Steven Raichlen is to Bobby Flay as healthy lovemaking is to internet porn. Those of you who desire further deconstruction of that theory are now excused, but the rest of you should stick around for pizza. Grilled pizza! Which I was inspired to make after I watched this Raichlen video segment:
Raichlen's BBQ University is by far one of my favorite TV cooking shows. Eschewing the intolerable narcissism of almost everything on the Food Network for practically explained techniques, Raichlen's style actually makes me want to cook rather than hurl the remote at the television. He's also charmingly dorky, has magnificently brushed hair, and a penchant for puffy, blue oxford shirts. If Cafe Press doesn't yet offer a "Steven Raichlen is my Homeboy" t-shirt, well... they ought to.
But back to the matter at hand: Grilled pizza! Living in the cultural sphere of Brooklyn/Manhattan/North Jersey, there is obviously no shortage of great pizza available whenever I might desire it. But unlike, say, bagels -- many delicious examples of which are also easily within reach -- there is a certain thrill to crafting one's own pizza, and as any grill enthusiast will tell you, the joy is intensified when experienced in one's own back yard. For my first attempt, I bought a blob of whole wheat pizza dough and followed Raichlen's step-by-step video instructions. I found that flipping the dough onto the grill from the oily baking sheet was a lot harder than he made it look, and one corner of my dough got bunched up during this critical step. After a brief attempt to fix it was deemed futile, I just accepted the fact that one bit would be more doughy than the rest of the pie, and moved my attention to the toppings.

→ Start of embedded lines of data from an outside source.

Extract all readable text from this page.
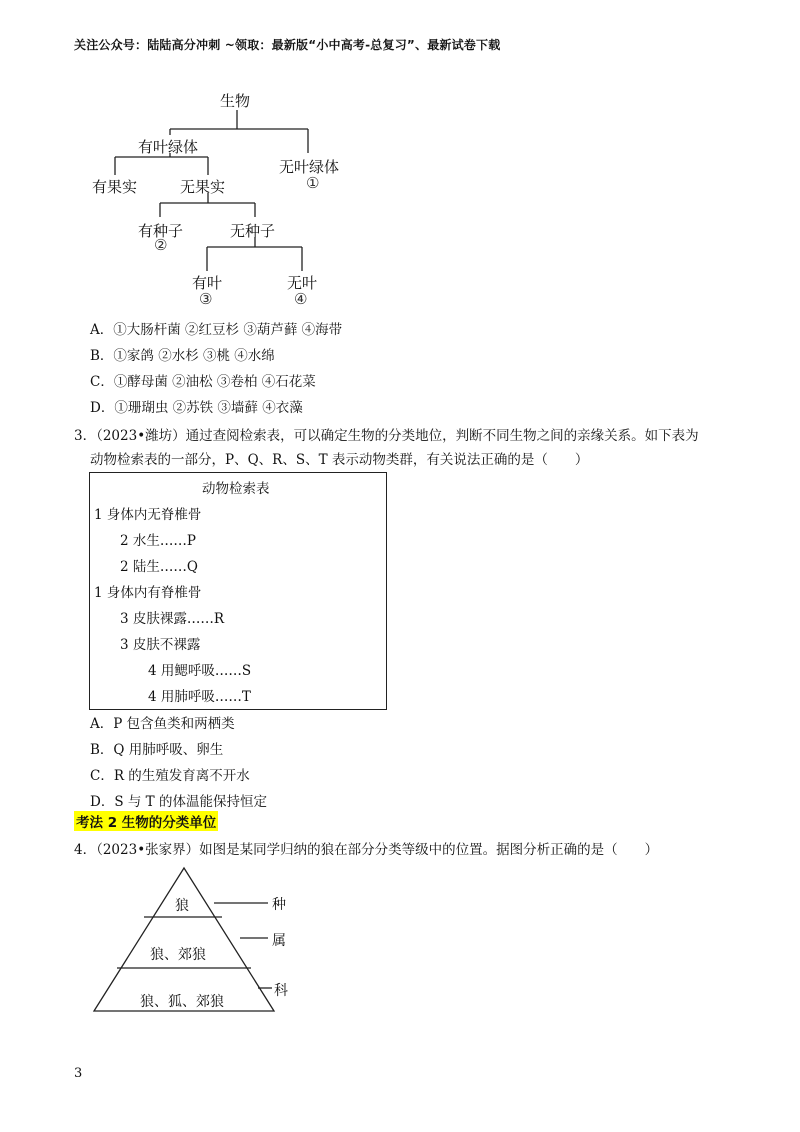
关注公众号：陆陆高分冲刺 ~领取：最新版“小中高考-总复习”、最新试卷下载
生物
有叶绿体
无叶绿体
①
有果实	无果实
有种子
②
无种子
有叶
③
无叶
④
A．①大肠杆菌 ②红豆杉 ③葫芦藓 ④海带
B．①家鸽 ②水杉 ③桃 ④水绵
C．①酵母菌 ②油松 ③卷柏 ④石花菜
D．①珊瑚虫 ②苏铁 ③墙藓 ④衣藻
3．（2023•潍坊）通过查阅检索表，可以确定生物的分类地位，判断不同生物之间的亲缘关系。如下表为
动物检索表的一部分，P、Q、R、S、T 表示动物类群，有关说法正确的是（　　）
动物检索表
1 身体内无脊椎骨
2 水生……P
2 陆生……Q
1 身体内有脊椎骨
3 皮肤裸露……R
3 皮肤不裸露
4 用鳃呼吸……S
4 用肺呼吸……T
A．P 包含鱼类和两栖类
B．Q 用肺呼吸、卵生
C．R 的生殖发育离不开水
D．S 与 T 的体温能保持恒定
考法 2 生物的分类单位
4．（2023•张家界）如图是某同学归纳的狼在部分分类等级中的位置。据图分析正确的是（　　）
狼
狼、郊狼
狼、狐、郊狼
种
属
科
3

Remember, get the cheese on first so it has plenty of time to melt while the crust continues to cook. You can always pre-heat the sauce and apply it warm if you're concerned that things won't get hot enough in this accelerated means of pizza preparation. When mine came off the grill, its shape resembled that of a flattened turtle, but the taste was utterly top shelf! The crust was perfectly done, and bore the lovely, cross-hatch markings of the grill's cooking grate on both sides of its surface. The fumbled corner was just as tasty as the rest of the pie, if only slightly less crispy, and overall I'd call the experiment a ringing success. Boboli be gone!